PwC

Russland-News

Russland regelt Überprüfung der Arbeitsbedingungen neu


Das Ministerium für Gesundheit und soziale Entwicklung der Russischen Föderation hat ein neues Verfahren für die sogenannte Attestierung von Arbeitsbedingungen verabschiedet. Die entsprechende Anordnung wird am 1. September 2011 in Kraft treten. Arbeitgeber, Gewerkschaften und Attestierungsorganisationen haben sich aktiv an der Erstellung beteiligt.

Ziel der Attestierung ist es festzustellen, ob die Arbeitsbedingungen im Einklang mit den gesetzlichen Vorschriften des Arbeitsschutzes stehen. Die Arbeitsbedingungen werden überprüft. 

Neuregelung stärkt Arbeitnehmerschutz

Die wichtigste Neuregelung betrifft die Zusammensetzung der sogenannten Attestierungskommission.

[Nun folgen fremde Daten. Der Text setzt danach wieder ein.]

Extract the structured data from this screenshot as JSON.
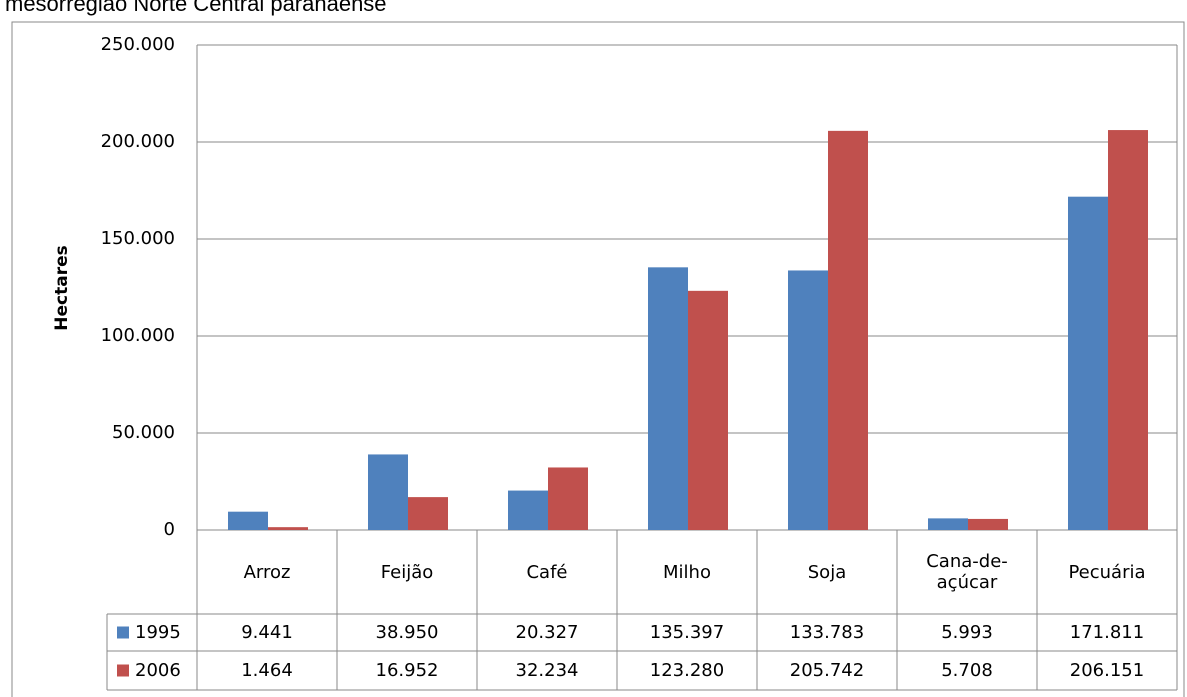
{
  "chart_data": {
    "type": "bar",
    "title": "mesorregião Norte Central paranaense",
    "ylabel": "Hectares",
    "categories": [
      "Arroz",
      "Feijão",
      "Café",
      "Milho",
      "Soja",
      "Cana-de-açúcar",
      "Pecuária"
    ],
    "series": [
      {
        "name": "1995",
        "color": "#4f81bd",
        "values": [
          9441,
          38950,
          20327,
          135397,
          133783,
          5993,
          171811
        ],
        "value_labels": [
          "9.441",
          "38.950",
          "20.327",
          "135.397",
          "133.783",
          "5.993",
          "171.811"
        ]
      },
      {
        "name": "2006",
        "color": "#c0504d",
        "values": [
          1464,
          16952,
          32234,
          123280,
          205742,
          5708,
          206151
        ],
        "value_labels": [
          "1.464",
          "16.952",
          "32.234",
          "123.280",
          "205.742",
          "5.708",
          "206.151"
        ]
      }
    ],
    "ylim": [
      0,
      250000
    ],
    "yticks": [
      0,
      {
        "value": 50000,
        "label": "50.000"
      },
      {
        "value": 100000,
        "label": "100.000"
      },
      {
        "value": 150000,
        "label": "150.000"
      },
      {
        "value": 200000,
        "label": "200.000"
      },
      {
        "value": 250000,
        "label": "250.000"
      }
    ],
    "grid": true
  }
}
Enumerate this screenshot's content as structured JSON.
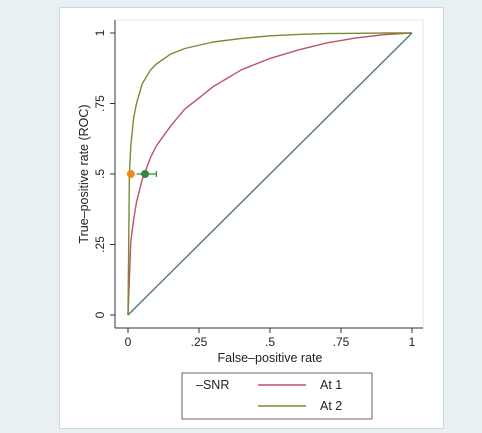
{
  "chart_data": {
    "type": "line",
    "xlabel": "False–positive rate",
    "ylabel": "True–positive rate (ROC)",
    "xlim": [
      0,
      1
    ],
    "ylim": [
      0,
      1
    ],
    "x_ticks": [
      "0",
      ".25",
      ".5",
      ".75",
      "1"
    ],
    "y_ticks": [
      "0",
      ".25",
      ".5",
      ".75",
      "1"
    ],
    "grid": false,
    "legend_position": "bottom",
    "legend": [
      {
        "label": "–SNR",
        "color": "",
        "kind": "text"
      },
      {
        "label": "At 1",
        "color": "#c0506a",
        "kind": "line"
      },
      {
        "label": "At 2",
        "color": "#7a8a35",
        "kind": "line"
      }
    ],
    "series": [
      {
        "name": "At 1",
        "color": "#c0506a",
        "x": [
          0,
          0.01,
          0.02,
          0.03,
          0.05,
          0.08,
          0.1,
          0.15,
          0.2,
          0.25,
          0.3,
          0.4,
          0.5,
          0.6,
          0.7,
          0.8,
          0.9,
          1.0
        ],
        "y": [
          0,
          0.26,
          0.34,
          0.4,
          0.48,
          0.56,
          0.6,
          0.67,
          0.73,
          0.77,
          0.81,
          0.87,
          0.91,
          0.94,
          0.965,
          0.982,
          0.994,
          1.0
        ]
      },
      {
        "name": "At 2",
        "color": "#7a8a35",
        "x": [
          0,
          0.005,
          0.01,
          0.02,
          0.03,
          0.05,
          0.08,
          0.1,
          0.15,
          0.2,
          0.3,
          0.4,
          0.5,
          0.6,
          0.7,
          0.8,
          0.9,
          1.0
        ],
        "y": [
          0,
          0.5,
          0.6,
          0.7,
          0.75,
          0.82,
          0.87,
          0.89,
          0.925,
          0.945,
          0.968,
          0.981,
          0.99,
          0.995,
          0.998,
          0.999,
          1.0,
          1.0
        ]
      },
      {
        "name": "",
        "color": "#4d7a7a",
        "x": [
          0,
          1
        ],
        "y": [
          0,
          1
        ]
      }
    ],
    "points": [
      {
        "x": 0.01,
        "y": 0.5,
        "color": "#f08a18"
      },
      {
        "x": 0.06,
        "y": 0.5,
        "color": "#2e8a3a",
        "error_x": [
          0.03,
          0.1
        ]
      }
    ]
  }
}
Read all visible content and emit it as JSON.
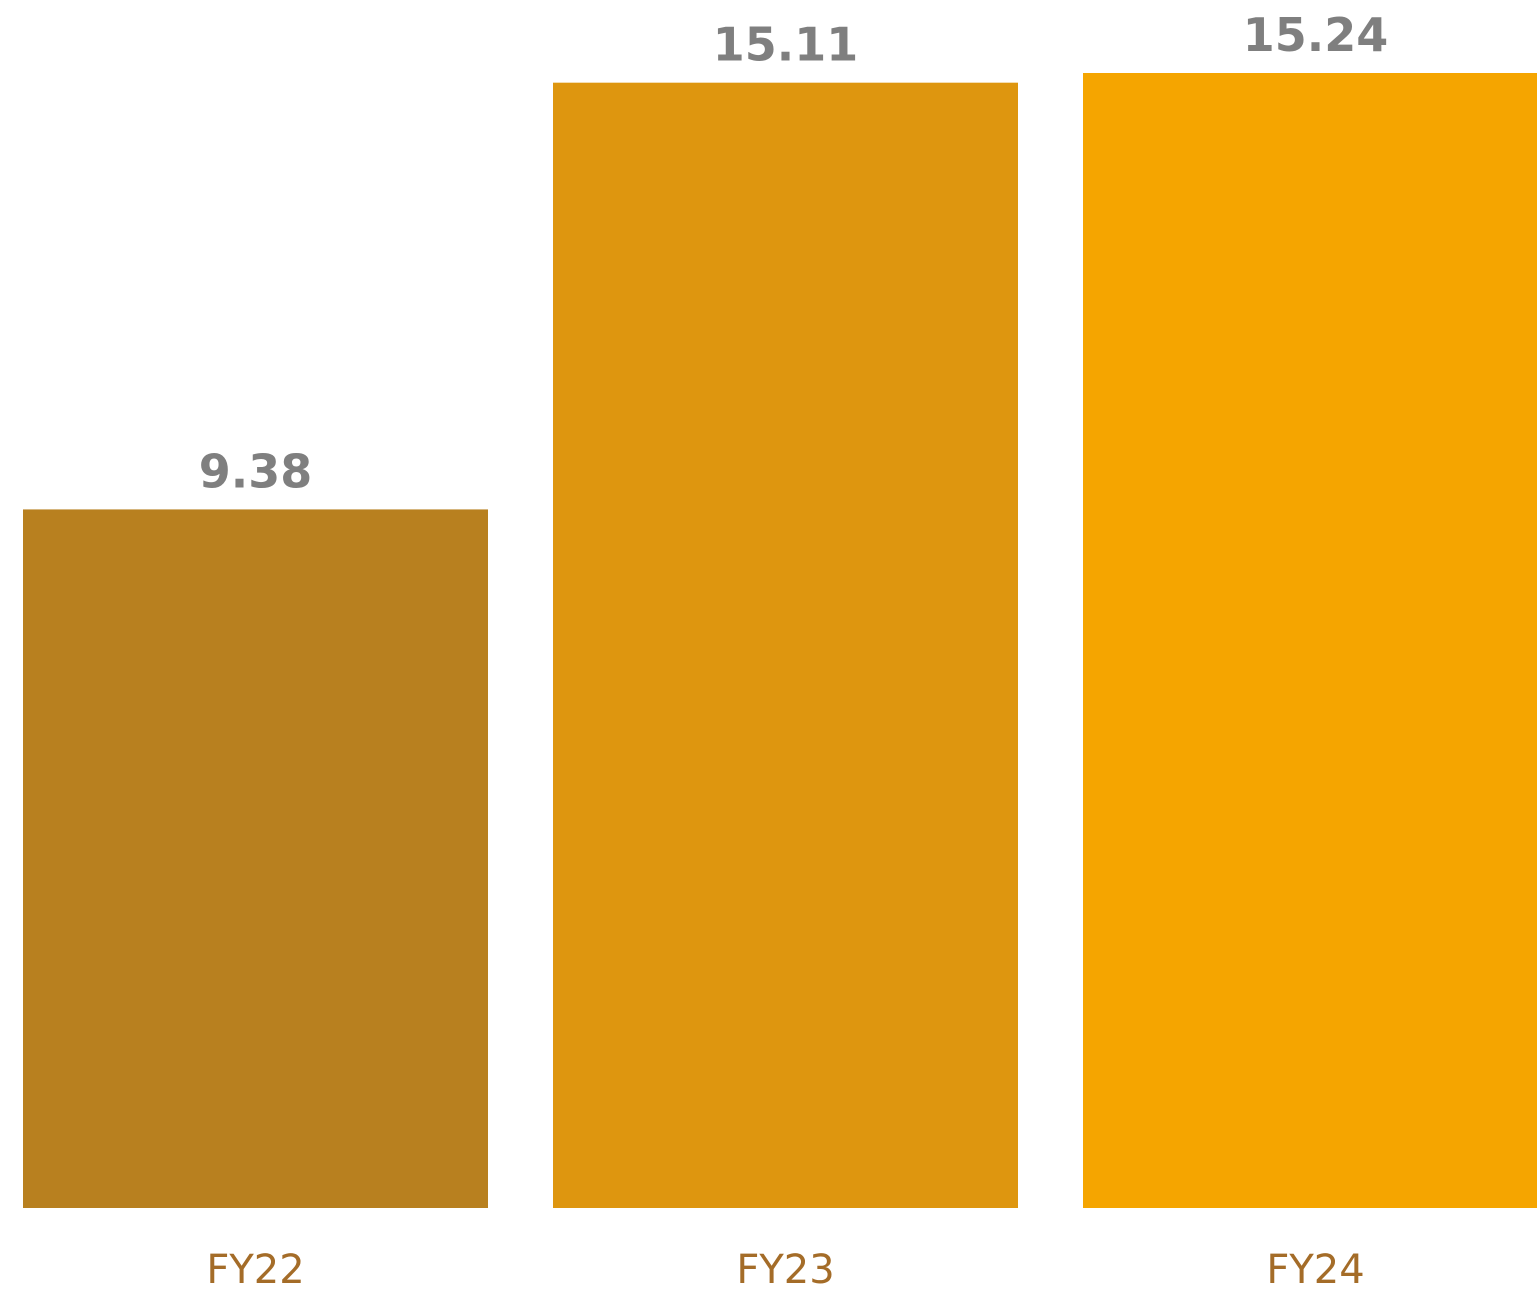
{
  "chart_data": {
    "type": "bar",
    "categories": [
      "FY22",
      "FY23",
      "FY24"
    ],
    "values": [
      9.38,
      15.11,
      15.24
    ],
    "value_labels": [
      "9.38",
      "15.11",
      "15.24"
    ],
    "bar_colors": [
      "#b8801f",
      "#de960f",
      "#f5a500"
    ],
    "category_label_color": "#a46c28",
    "value_label_color": "#7f7f7f",
    "title": "",
    "xlabel": "",
    "ylabel": "",
    "ylim": [
      0,
      15.24
    ],
    "grid": false,
    "legend": "none"
  }
}
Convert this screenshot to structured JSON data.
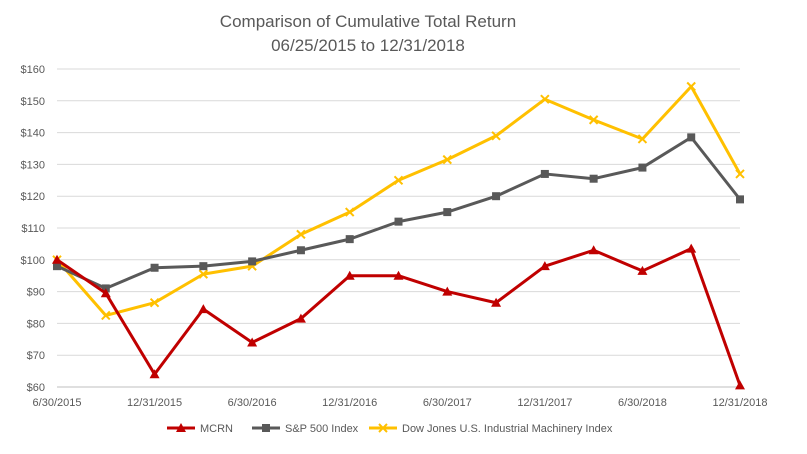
{
  "chart_data": {
    "type": "line",
    "title": "Comparison of Cumulative Total Return",
    "subtitle": "06/25/2015 to 12/31/2018",
    "xlabel": "",
    "ylabel": "",
    "x": [
      "6/30/2015",
      "9/30/2015",
      "12/31/2015",
      "3/31/2016",
      "6/30/2016",
      "9/30/2016",
      "12/31/2016",
      "3/31/2017",
      "6/30/2017",
      "9/30/2017",
      "12/31/2017",
      "3/31/2018",
      "6/30/2018",
      "9/30/2018",
      "12/31/2018"
    ],
    "x_tick_labels": [
      "6/30/2015",
      "12/31/2015",
      "6/30/2016",
      "12/31/2016",
      "6/30/2017",
      "12/31/2017",
      "6/30/2018",
      "12/31/2018"
    ],
    "x_tick_indices": [
      0,
      2,
      4,
      6,
      8,
      10,
      12,
      14
    ],
    "ylim": [
      60,
      160
    ],
    "y_ticks": [
      60,
      70,
      80,
      90,
      100,
      110,
      120,
      130,
      140,
      150,
      160
    ],
    "y_tick_labels": [
      "$60",
      "$70",
      "$80",
      "$90",
      "$100",
      "$110",
      "$120",
      "$130",
      "$140",
      "$150",
      "$160"
    ],
    "grid": true,
    "legend_position": "bottom",
    "series": [
      {
        "name": "MCRN",
        "color": "#C00000",
        "marker": "triangle",
        "values": [
          100,
          89.5,
          64,
          84.5,
          74,
          81.5,
          95,
          95,
          90,
          86.5,
          98,
          103,
          96.5,
          103.5,
          60.5
        ]
      },
      {
        "name": "S&P 500 Index",
        "color": "#595959",
        "marker": "square",
        "values": [
          98,
          91,
          97.5,
          98,
          99.5,
          103,
          106.5,
          112,
          115,
          120,
          127,
          125.5,
          129,
          138.5,
          119
        ]
      },
      {
        "name": "Dow Jones U.S. Industrial Machinery Index",
        "color": "#FFC000",
        "marker": "x",
        "values": [
          100,
          82.5,
          86.5,
          95.5,
          98,
          108,
          115,
          125,
          131.5,
          139,
          150.5,
          144,
          138,
          154.5,
          127
        ]
      }
    ]
  }
}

Dieser werden neben Arbeitgebervertretern auch Vertreter der Gewerkschaften angehören. Damit werden sowohl der Arbeitnehmerschutz als auch die Arbeitnehmervertretungen selbst gestärkt. Durch die Beteiligung von Arbeitnehmervertretern sollen Unabhängigkeit und Professionalität der Prüfung durch die Attestierungskommissionen verbessert werden. Zudem wurden auch gewisse Kompetenzklärungen zwischen Attestierungskommission und Arbeitgeber vorgenommen.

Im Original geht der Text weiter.